The 3000+ foot descent to Le Conte Canyon got moderately easier as we went along, but consulting our maps, we clearly weren't going very fast.  Our goal was to get to Little Pete Meadow, but between our fatigue and an inexplicable spell of nausea for me, we called it quits at a campsite 1.7 miles away.  We settled down and I went to make dinner of dehydrated tomato sauce and corn pasta.  Let me just say again, as with the oatmeal, how much food preparation for this trip is a labor of love.  The time and effort to dehydrate these planned meals is impressive, and when they work out, you feel very proud.
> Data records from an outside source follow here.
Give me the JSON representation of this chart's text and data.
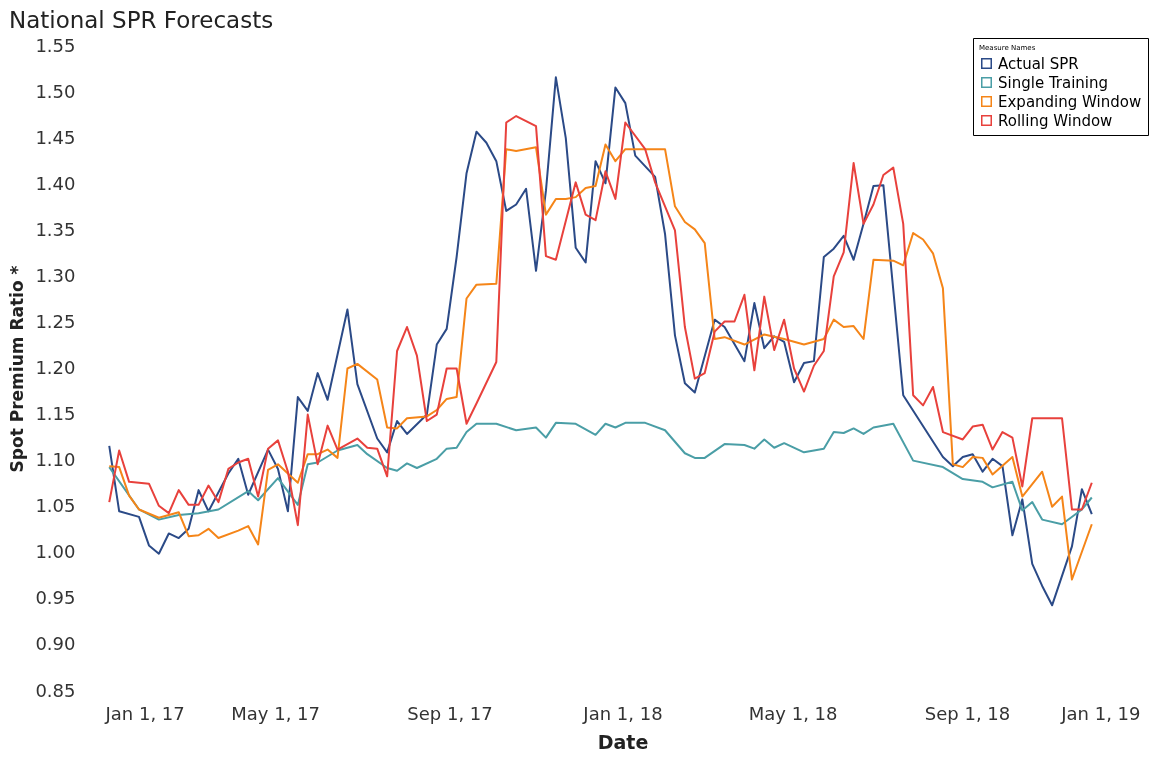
{
  "chart_data": {
    "type": "line",
    "title": "National SPR Forecasts",
    "xlabel": "Date",
    "ylabel": "Spot Premium Ratio *",
    "legend_title": "Measure Names",
    "legend": "top right",
    "marker": "none",
    "line_style": "solid",
    "xlim": [
      "2017-01-01",
      "2019-01-01"
    ],
    "xticks": [
      {
        "value": "2017-01-01",
        "label": "Jan 1, 17"
      },
      {
        "value": "2017-05-01",
        "label": "May 1, 17"
      },
      {
        "value": "2017-09-01",
        "label": "Sep 1, 17"
      },
      {
        "value": "2018-01-01",
        "label": "Jan 1, 18"
      },
      {
        "value": "2018-05-01",
        "label": "May 1, 18"
      },
      {
        "value": "2018-09-01",
        "label": "Sep 1, 18"
      },
      {
        "value": "2019-01-01",
        "label": "Jan 1, 19"
      }
    ],
    "ylim": [
      0.85,
      1.55
    ],
    "yticks": [
      {
        "value": 0.85,
        "label": "0.85"
      },
      {
        "value": 0.9,
        "label": "0.90"
      },
      {
        "value": 0.95,
        "label": "0.95"
      },
      {
        "value": 1.0,
        "label": "1.00"
      },
      {
        "value": 1.05,
        "label": "1.05"
      },
      {
        "value": 1.1,
        "label": "1.10"
      },
      {
        "value": 1.15,
        "label": "1.15"
      },
      {
        "value": 1.2,
        "label": "1.20"
      },
      {
        "value": 1.25,
        "label": "1.25"
      },
      {
        "value": 1.3,
        "label": "1.30"
      },
      {
        "value": 1.35,
        "label": "1.35"
      },
      {
        "value": 1.4,
        "label": "1.40"
      },
      {
        "value": 1.45,
        "label": "1.45"
      },
      {
        "value": 1.5,
        "label": "1.50"
      },
      {
        "value": 1.55,
        "label": "1.55"
      }
    ],
    "series": [
      {
        "name": "Actual SPR",
        "color": "#2b4a87",
        "x": [
          "2017-01-04",
          "2017-01-11",
          "2017-01-25",
          "2017-02-01",
          "2017-02-08",
          "2017-02-15",
          "2017-02-22",
          "2017-03-01",
          "2017-03-08",
          "2017-03-15",
          "2017-03-29",
          "2017-04-05",
          "2017-04-12",
          "2017-04-26",
          "2017-05-03",
          "2017-05-10",
          "2017-05-17",
          "2017-05-24",
          "2017-05-31",
          "2017-06-07",
          "2017-06-21",
          "2017-06-28",
          "2017-07-12",
          "2017-07-19",
          "2017-07-26",
          "2017-08-02",
          "2017-08-16",
          "2017-08-23",
          "2017-08-30",
          "2017-09-06",
          "2017-09-13",
          "2017-09-20",
          "2017-09-27",
          "2017-10-04",
          "2017-10-11",
          "2017-10-18",
          "2017-10-25",
          "2017-11-01",
          "2017-11-08",
          "2017-11-15",
          "2017-11-22",
          "2017-11-29",
          "2017-12-06",
          "2017-12-13",
          "2017-12-20",
          "2017-12-27",
          "2018-01-03",
          "2018-01-10",
          "2018-01-24",
          "2018-01-31",
          "2018-02-07",
          "2018-02-14",
          "2018-02-21",
          "2018-03-07",
          "2018-03-14",
          "2018-03-28",
          "2018-04-04",
          "2018-04-11",
          "2018-04-18",
          "2018-04-25",
          "2018-05-02",
          "2018-05-09",
          "2018-05-16",
          "2018-05-23",
          "2018-05-30",
          "2018-06-06",
          "2018-06-13",
          "2018-06-20",
          "2018-06-27",
          "2018-07-04",
          "2018-07-18",
          "2018-08-15",
          "2018-08-22",
          "2018-08-29",
          "2018-09-05",
          "2018-09-12",
          "2018-09-19",
          "2018-09-26",
          "2018-10-03",
          "2018-10-10",
          "2018-10-17",
          "2018-10-24",
          "2018-10-31",
          "2018-11-14",
          "2018-11-21",
          "2018-11-28"
        ],
        "values": [
          1.116,
          1.045,
          1.039,
          1.008,
          0.999,
          1.021,
          1.016,
          1.026,
          1.068,
          1.045,
          1.086,
          1.102,
          1.063,
          1.112,
          1.091,
          1.045,
          1.169,
          1.154,
          1.195,
          1.166,
          1.264,
          1.183,
          1.124,
          1.109,
          1.143,
          1.129,
          1.15,
          1.226,
          1.243,
          1.321,
          1.412,
          1.457,
          1.445,
          1.425,
          1.371,
          1.378,
          1.395,
          1.306,
          1.393,
          1.516,
          1.45,
          1.331,
          1.315,
          1.425,
          1.401,
          1.505,
          1.488,
          1.431,
          1.408,
          1.346,
          1.236,
          1.184,
          1.174,
          1.253,
          1.245,
          1.208,
          1.271,
          1.222,
          1.235,
          1.229,
          1.185,
          1.206,
          1.208,
          1.321,
          1.33,
          1.344,
          1.318,
          1.357,
          1.398,
          1.399,
          1.171,
          1.104,
          1.094,
          1.104,
          1.107,
          1.088,
          1.102,
          1.094,
          1.019,
          1.058,
          0.988,
          0.964,
          0.943,
          1.007,
          1.069,
          1.042
        ]
      },
      {
        "name": "Single Training",
        "color": "#4a9ea6",
        "x": [
          "2017-01-04",
          "2017-01-25",
          "2017-02-08",
          "2017-02-22",
          "2017-03-08",
          "2017-03-22",
          "2017-04-12",
          "2017-04-19",
          "2017-05-03",
          "2017-05-17",
          "2017-05-24",
          "2017-05-31",
          "2017-06-14",
          "2017-06-28",
          "2017-07-05",
          "2017-07-19",
          "2017-07-26",
          "2017-08-02",
          "2017-08-09",
          "2017-08-23",
          "2017-08-30",
          "2017-09-06",
          "2017-09-13",
          "2017-09-20",
          "2017-10-04",
          "2017-10-18",
          "2017-11-01",
          "2017-11-08",
          "2017-11-15",
          "2017-11-29",
          "2017-12-13",
          "2017-12-20",
          "2017-12-27",
          "2018-01-03",
          "2018-01-17",
          "2018-01-31",
          "2018-02-14",
          "2018-02-21",
          "2018-02-28",
          "2018-03-14",
          "2018-03-28",
          "2018-04-04",
          "2018-04-11",
          "2018-04-18",
          "2018-04-25",
          "2018-05-09",
          "2018-05-23",
          "2018-05-30",
          "2018-06-06",
          "2018-06-13",
          "2018-06-20",
          "2018-06-27",
          "2018-07-11",
          "2018-07-25",
          "2018-08-15",
          "2018-08-29",
          "2018-09-12",
          "2018-09-19",
          "2018-10-03",
          "2018-10-10",
          "2018-10-17",
          "2018-10-24",
          "2018-11-07",
          "2018-11-21",
          "2018-11-28"
        ],
        "values": [
          1.093,
          1.047,
          1.036,
          1.041,
          1.043,
          1.047,
          1.067,
          1.057,
          1.081,
          1.052,
          1.096,
          1.098,
          1.111,
          1.117,
          1.107,
          1.092,
          1.089,
          1.097,
          1.092,
          1.102,
          1.113,
          1.114,
          1.131,
          1.14,
          1.14,
          1.133,
          1.136,
          1.125,
          1.141,
          1.14,
          1.128,
          1.14,
          1.136,
          1.141,
          1.141,
          1.133,
          1.108,
          1.103,
          1.103,
          1.118,
          1.117,
          1.113,
          1.123,
          1.114,
          1.119,
          1.109,
          1.113,
          1.131,
          1.13,
          1.135,
          1.129,
          1.136,
          1.14,
          1.1,
          1.093,
          1.08,
          1.077,
          1.071,
          1.077,
          1.046,
          1.055,
          1.036,
          1.031,
          1.047,
          1.06
        ]
      },
      {
        "name": "Expanding Window",
        "color": "#f58518",
        "x": [
          "2017-01-04",
          "2017-01-11",
          "2017-01-18",
          "2017-01-25",
          "2017-02-08",
          "2017-02-22",
          "2017-03-01",
          "2017-03-08",
          "2017-03-15",
          "2017-03-22",
          "2017-04-05",
          "2017-04-12",
          "2017-04-19",
          "2017-04-26",
          "2017-05-03",
          "2017-05-17",
          "2017-05-24",
          "2017-05-31",
          "2017-06-07",
          "2017-06-14",
          "2017-06-21",
          "2017-06-28",
          "2017-07-12",
          "2017-07-19",
          "2017-07-26",
          "2017-08-02",
          "2017-08-16",
          "2017-08-23",
          "2017-08-30",
          "2017-09-06",
          "2017-09-13",
          "2017-09-20",
          "2017-10-04",
          "2017-10-11",
          "2017-10-18",
          "2017-11-01",
          "2017-11-08",
          "2017-11-15",
          "2017-11-22",
          "2017-11-29",
          "2017-12-06",
          "2017-12-13",
          "2017-12-20",
          "2017-12-27",
          "2018-01-03",
          "2018-01-31",
          "2018-02-07",
          "2018-02-14",
          "2018-02-21",
          "2018-02-28",
          "2018-03-07",
          "2018-03-14",
          "2018-03-28",
          "2018-04-11",
          "2018-04-25",
          "2018-05-09",
          "2018-05-23",
          "2018-05-30",
          "2018-06-06",
          "2018-06-13",
          "2018-06-20",
          "2018-06-27",
          "2018-07-11",
          "2018-07-18",
          "2018-07-25",
          "2018-08-01",
          "2018-08-08",
          "2018-08-15",
          "2018-08-22",
          "2018-08-29",
          "2018-09-05",
          "2018-09-12",
          "2018-09-19",
          "2018-10-03",
          "2018-10-10",
          "2018-10-24",
          "2018-10-31",
          "2018-11-07",
          "2018-11-14",
          "2018-11-28"
        ],
        "values": [
          1.094,
          1.093,
          1.062,
          1.047,
          1.038,
          1.044,
          1.018,
          1.019,
          1.026,
          1.016,
          1.024,
          1.029,
          1.009,
          1.09,
          1.096,
          1.076,
          1.107,
          1.107,
          1.112,
          1.103,
          1.2,
          1.205,
          1.188,
          1.136,
          1.135,
          1.146,
          1.148,
          1.155,
          1.167,
          1.169,
          1.276,
          1.291,
          1.292,
          1.438,
          1.436,
          1.44,
          1.367,
          1.384,
          1.384,
          1.386,
          1.396,
          1.398,
          1.443,
          1.425,
          1.438,
          1.438,
          1.376,
          1.359,
          1.351,
          1.336,
          1.232,
          1.234,
          1.226,
          1.237,
          1.232,
          1.226,
          1.232,
          1.253,
          1.245,
          1.246,
          1.232,
          1.318,
          1.317,
          1.312,
          1.347,
          1.34,
          1.325,
          1.287,
          1.096,
          1.093,
          1.104,
          1.103,
          1.085,
          1.104,
          1.061,
          1.088,
          1.05,
          1.061,
          0.971,
          1.031
        ]
      },
      {
        "name": "Rolling Window",
        "color": "#e8413c",
        "x": [
          "2017-01-04",
          "2017-01-11",
          "2017-01-18",
          "2017-02-01",
          "2017-02-08",
          "2017-02-15",
          "2017-02-22",
          "2017-03-01",
          "2017-03-08",
          "2017-03-15",
          "2017-03-22",
          "2017-03-29",
          "2017-04-05",
          "2017-04-12",
          "2017-04-19",
          "2017-04-26",
          "2017-05-03",
          "2017-05-10",
          "2017-05-17",
          "2017-05-24",
          "2017-05-31",
          "2017-06-07",
          "2017-06-14",
          "2017-06-28",
          "2017-07-05",
          "2017-07-12",
          "2017-07-19",
          "2017-07-26",
          "2017-08-02",
          "2017-08-09",
          "2017-08-16",
          "2017-08-23",
          "2017-08-30",
          "2017-09-06",
          "2017-09-13",
          "2017-09-20",
          "2017-10-04",
          "2017-10-11",
          "2017-10-18",
          "2017-11-01",
          "2017-11-08",
          "2017-11-15",
          "2017-11-29",
          "2017-12-06",
          "2017-12-13",
          "2017-12-20",
          "2017-12-27",
          "2018-01-03",
          "2018-01-17",
          "2018-01-24",
          "2018-02-07",
          "2018-02-14",
          "2018-02-21",
          "2018-02-28",
          "2018-03-07",
          "2018-03-14",
          "2018-03-21",
          "2018-03-28",
          "2018-04-04",
          "2018-04-11",
          "2018-04-18",
          "2018-04-25",
          "2018-05-02",
          "2018-05-09",
          "2018-05-16",
          "2018-05-23",
          "2018-05-30",
          "2018-06-06",
          "2018-06-13",
          "2018-06-20",
          "2018-06-27",
          "2018-07-04",
          "2018-07-11",
          "2018-07-18",
          "2018-07-25",
          "2018-08-01",
          "2018-08-08",
          "2018-08-15",
          "2018-08-29",
          "2018-09-05",
          "2018-09-12",
          "2018-09-19",
          "2018-09-26",
          "2018-10-03",
          "2018-10-10",
          "2018-10-17",
          "2018-11-07",
          "2018-11-14",
          "2018-11-21",
          "2018-11-28"
        ],
        "values": [
          1.055,
          1.111,
          1.077,
          1.075,
          1.051,
          1.043,
          1.068,
          1.052,
          1.052,
          1.073,
          1.055,
          1.091,
          1.098,
          1.102,
          1.061,
          1.113,
          1.122,
          1.088,
          1.03,
          1.15,
          1.096,
          1.138,
          1.112,
          1.124,
          1.114,
          1.113,
          1.083,
          1.219,
          1.245,
          1.214,
          1.143,
          1.15,
          1.2,
          1.2,
          1.14,
          1.162,
          1.207,
          1.467,
          1.474,
          1.463,
          1.322,
          1.318,
          1.402,
          1.367,
          1.361,
          1.414,
          1.384,
          1.467,
          1.438,
          1.402,
          1.35,
          1.245,
          1.189,
          1.195,
          1.24,
          1.251,
          1.251,
          1.28,
          1.198,
          1.278,
          1.22,
          1.253,
          1.2,
          1.175,
          1.203,
          1.219,
          1.3,
          1.326,
          1.423,
          1.357,
          1.378,
          1.41,
          1.418,
          1.357,
          1.171,
          1.16,
          1.18,
          1.131,
          1.123,
          1.137,
          1.139,
          1.112,
          1.131,
          1.125,
          1.072,
          1.146,
          1.146,
          1.047,
          1.047,
          1.076
        ]
      }
    ]
  }
}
But when they suck, well, it's a bummer.  Tonight's dinner falls into the, it sucked so badly I've never had so much difficulty choking something down in my life category. The whole endeavor was of the let's-wing-it variety, as I didn't have two separate cooking vessels to both cook the pasta and rehydrate the sauce.  This required me to get creative, and we both agreed I took the best approach of par-cooking the pasta, and rehydrating the sauce to finish cooking the pasta.  To put it gently, it was an abomination.  The pasta got gummy, the sauce didn't quite fully rehydrate, and a nasty scorched mixture of sauce and pasta stuck to the bottom of the pan, making clean up impastable (I'm all about the made up words today). But we got it down and I chased it with a tortilla filled with vanilla almond butter.  Luckily the rest of our meals are pre-made and with directions.  To add insult to injury, by the way, it started to drizzle shortly into the cooking process.  I would say that tonight's dinner makes me want even more all those things I've dreamt about for so long now, but honestly, I can't think about food. In fact, I don't even like typing the word food right now.  Yikes!    

Le Conte Canyon looked beautiful on the way down and we had some incredible views.  Although one of the buggiest spots we've chosen, our nice spot by the river is peaceful.  All in all, we are feeling pretty good. My back is starting to ache after the long days of hiking, but it's nothing too hindering. Really looking forward to getting back to physical therapy when I'm home!  I've tried doing some exercises out here, but it's generally pretty difficult to muster the energy after a grueling day.  

We're really looking forward to seeing Matt in a few days. I sure hope that our lack of correspondence today doesn't worry anybody after we told them we were likely to get service over Muir Pass (John, I hope you convince my mom not to call the parks services for a rescue mission).  I'd say morale is solid, despite the letdown of not being able to talk to family, and we are looking forward to our climb up the Golden Staircase tomorrow afternoon.  It's time for bed here, so goodnight everyone and hope all is well!

Cruising to Le Conte Canyon...so much downhill

Le Conte Canyon

Yes, that is sunshine

Today's elevation profile

Fifth major pass, and 135 miles conquered!